Career Path > Salary Questions
Maintenance Supervisor
S3GLMS:
I took a position as a first line maintenance supervisor at TVA when I left the Navy. What I read from most of the previous threads covers almost all of the good and bad for the job. The heart of the matter is that you will be making a lot of important decisions right away about how to keep the plant online, Tech specs and LCO's. You will also need to learn how to work with your team and earn their respect. As a supervisior in a commercial plant a lot of the trades are die hard union and they frown upon salary staff (apparently a lot of pevious bad history). The only way to get them to really work with you is to prove you respect their work and show knowledge and flexibility in getting them through their schedules. This means a lot of sacrifice for the supervisor to earn points with the crew.
This being said if you really want day shift work and are interested in reactive schedules and a lot of unpaid overtime when the equipment is not performing than you should be able to handle it. You will only make about 70% of what the SRO's and Shift managers make so understand your not going to be at the top of the heap for bonuses either. You will have the opportunity to do other salary jobs at some point in your career which may interest you and that is what I saw for most of my time in Maintenance. The only long serving frontline supervisors were former technicians trying to complete their last years of service at a higher base pay rate for a better retirement package.

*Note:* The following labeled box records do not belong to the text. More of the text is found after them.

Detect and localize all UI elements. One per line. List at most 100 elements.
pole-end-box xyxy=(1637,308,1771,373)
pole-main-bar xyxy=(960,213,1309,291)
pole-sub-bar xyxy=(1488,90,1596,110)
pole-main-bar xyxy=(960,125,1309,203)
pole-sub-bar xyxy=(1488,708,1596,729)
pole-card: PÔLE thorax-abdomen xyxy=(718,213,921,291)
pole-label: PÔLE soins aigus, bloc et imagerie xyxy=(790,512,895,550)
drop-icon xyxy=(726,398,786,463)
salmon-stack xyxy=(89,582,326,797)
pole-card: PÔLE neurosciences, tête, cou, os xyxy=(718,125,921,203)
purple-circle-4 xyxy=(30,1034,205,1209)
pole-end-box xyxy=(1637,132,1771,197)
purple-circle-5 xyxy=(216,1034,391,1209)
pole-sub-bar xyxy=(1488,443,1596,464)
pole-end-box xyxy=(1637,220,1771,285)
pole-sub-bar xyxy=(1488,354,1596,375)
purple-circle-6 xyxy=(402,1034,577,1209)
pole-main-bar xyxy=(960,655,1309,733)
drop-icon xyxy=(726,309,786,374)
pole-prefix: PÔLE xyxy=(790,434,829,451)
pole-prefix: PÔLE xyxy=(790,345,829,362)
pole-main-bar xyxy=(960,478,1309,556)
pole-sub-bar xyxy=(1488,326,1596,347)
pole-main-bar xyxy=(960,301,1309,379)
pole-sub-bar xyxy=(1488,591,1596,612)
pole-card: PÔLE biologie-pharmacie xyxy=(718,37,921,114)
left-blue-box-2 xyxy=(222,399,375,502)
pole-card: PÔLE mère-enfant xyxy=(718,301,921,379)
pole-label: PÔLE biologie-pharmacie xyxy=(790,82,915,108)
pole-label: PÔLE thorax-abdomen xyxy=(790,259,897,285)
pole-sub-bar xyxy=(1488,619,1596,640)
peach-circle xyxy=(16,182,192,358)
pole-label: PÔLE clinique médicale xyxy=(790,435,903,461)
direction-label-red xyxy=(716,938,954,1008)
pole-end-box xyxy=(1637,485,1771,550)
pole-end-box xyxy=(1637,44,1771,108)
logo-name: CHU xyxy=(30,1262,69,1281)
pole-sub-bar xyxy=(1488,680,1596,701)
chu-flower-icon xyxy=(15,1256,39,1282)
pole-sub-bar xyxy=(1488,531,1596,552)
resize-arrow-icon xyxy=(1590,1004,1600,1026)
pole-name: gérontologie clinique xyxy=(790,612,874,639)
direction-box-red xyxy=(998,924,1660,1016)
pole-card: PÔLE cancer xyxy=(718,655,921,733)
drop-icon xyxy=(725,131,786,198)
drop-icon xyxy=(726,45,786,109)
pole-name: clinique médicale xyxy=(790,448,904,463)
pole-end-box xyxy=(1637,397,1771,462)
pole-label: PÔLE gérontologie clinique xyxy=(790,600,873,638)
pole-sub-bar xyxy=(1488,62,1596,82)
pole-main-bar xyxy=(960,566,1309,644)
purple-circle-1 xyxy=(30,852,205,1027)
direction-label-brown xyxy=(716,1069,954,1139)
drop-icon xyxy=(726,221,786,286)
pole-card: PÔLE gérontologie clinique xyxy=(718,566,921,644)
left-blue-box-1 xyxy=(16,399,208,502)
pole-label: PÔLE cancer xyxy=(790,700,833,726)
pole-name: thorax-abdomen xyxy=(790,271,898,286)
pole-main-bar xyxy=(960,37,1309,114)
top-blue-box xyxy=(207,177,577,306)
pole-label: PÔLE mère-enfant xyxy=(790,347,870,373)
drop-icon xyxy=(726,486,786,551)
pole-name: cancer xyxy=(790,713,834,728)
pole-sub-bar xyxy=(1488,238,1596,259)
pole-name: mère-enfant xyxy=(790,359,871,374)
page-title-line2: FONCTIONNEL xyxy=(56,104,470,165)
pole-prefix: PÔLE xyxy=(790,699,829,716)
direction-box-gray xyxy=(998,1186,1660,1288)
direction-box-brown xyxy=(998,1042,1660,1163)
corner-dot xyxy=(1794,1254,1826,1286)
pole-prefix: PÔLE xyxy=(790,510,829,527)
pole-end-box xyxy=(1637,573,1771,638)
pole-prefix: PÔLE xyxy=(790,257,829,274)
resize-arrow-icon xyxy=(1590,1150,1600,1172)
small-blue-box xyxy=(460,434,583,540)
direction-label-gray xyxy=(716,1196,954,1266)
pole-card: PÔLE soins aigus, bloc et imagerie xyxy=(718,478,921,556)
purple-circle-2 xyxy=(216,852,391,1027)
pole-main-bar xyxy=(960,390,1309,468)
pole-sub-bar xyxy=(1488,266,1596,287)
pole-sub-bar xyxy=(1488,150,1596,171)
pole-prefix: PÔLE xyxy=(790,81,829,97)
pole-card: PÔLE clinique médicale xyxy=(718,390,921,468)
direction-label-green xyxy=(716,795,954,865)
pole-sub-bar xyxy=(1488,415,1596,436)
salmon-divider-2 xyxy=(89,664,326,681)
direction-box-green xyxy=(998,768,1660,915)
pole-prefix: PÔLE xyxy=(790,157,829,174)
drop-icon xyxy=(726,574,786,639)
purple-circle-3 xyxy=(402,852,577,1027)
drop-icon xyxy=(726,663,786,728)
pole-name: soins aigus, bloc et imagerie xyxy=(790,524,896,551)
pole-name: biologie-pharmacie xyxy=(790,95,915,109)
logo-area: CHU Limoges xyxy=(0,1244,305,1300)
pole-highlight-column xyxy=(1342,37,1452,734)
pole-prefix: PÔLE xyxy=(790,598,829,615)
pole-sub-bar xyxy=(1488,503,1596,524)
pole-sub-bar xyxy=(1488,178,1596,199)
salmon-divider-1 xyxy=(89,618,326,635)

One thing that you can not control will be the nature of the union issues in the plant and the number of senior salary manager changes that will occur and they all can make your life difficult.
If you do well at the job people will treat you with respect and will try to help you get your job done, especially in the control room when you need to get hold orders hung and work packages reviewed. It definitely is not an 8-4 punch the clock type of job.
DSO:
How was the 2nd Line Supervisor's job in comparison--same reactiveness etc??
S3GLMS:
I was the maintenance shop coordinator/manager ( second Line supervisor) my last year in maintenance. The major difference in the job is the amount of time spent preparing work schedules for daily work as well as the outage scope planning. You attend the 13 week schedule planning meetings and develop the work scope for your area of maintenance. You would get to fill in for the maintenance manger when they are on vacation and perform senior management roles. You are held responsible for the overall daily and monthly work completion performance and budget. You would spend a lot more time on personnel issues such as the staff evaluations and the union grievances.
As a salary maintenance person with some experience I was also a member of the Site emergency team in the TSC for Instrumentation issues. This was a 1 week on and 3 week off assignment. No alchohol allowed during that week, and must be able to report to site within 45 minutes at all times of the week. With other staff members taking vacations or taking other positions in the company would sometimes for a month in a row lock you into an emergency response position and you could not do anything but put up with it because there was no one else qualified to fill the slot.
One of the other salary shop managers was offered SRO certification training and if I had stayed I would have eventually been offered the same training. So over all, if you can work through the first line experience and prove yourself then you may find the job a really good career path to something you never even thought was possible. Just be prepared to make the sacrifices that the management asks you to perform and you will become valuable to their success, and they will recognize you. As a maintnence person in a commercial plant I felt it was a third rate status. Everyone treated me like a technician not as an engineer or a valued leader, just a task master for the plant. It takes a lot of time and hard work to change those impressions in a commercial plant. Overall, it is a good job and it is a tough job as far as stress level is concerned, it is just not for everyone. If you like a challenge then you are on the right track, especially in a dual unit plant with refuel outages every 9 months. I hope this gives you more insight.
rwendell:
I've been trying to find what to expect as a maintenance supervisor, so if I get a job offer, I will know what to work toward. I'm trying to get on at Brown's Ferry, and can't find the salary for similar positions anywhere.
Also, if there is anyone who is in this position, can I get some info about the job to help me make a decision if I even want it?
Fermi2:
There's actually a thread about Maintenance Supervisors that already answers your question. Given you want to be a supervisor I bet it'd be a great research project to find the thread similar to projects you'd be expected to do at BFN.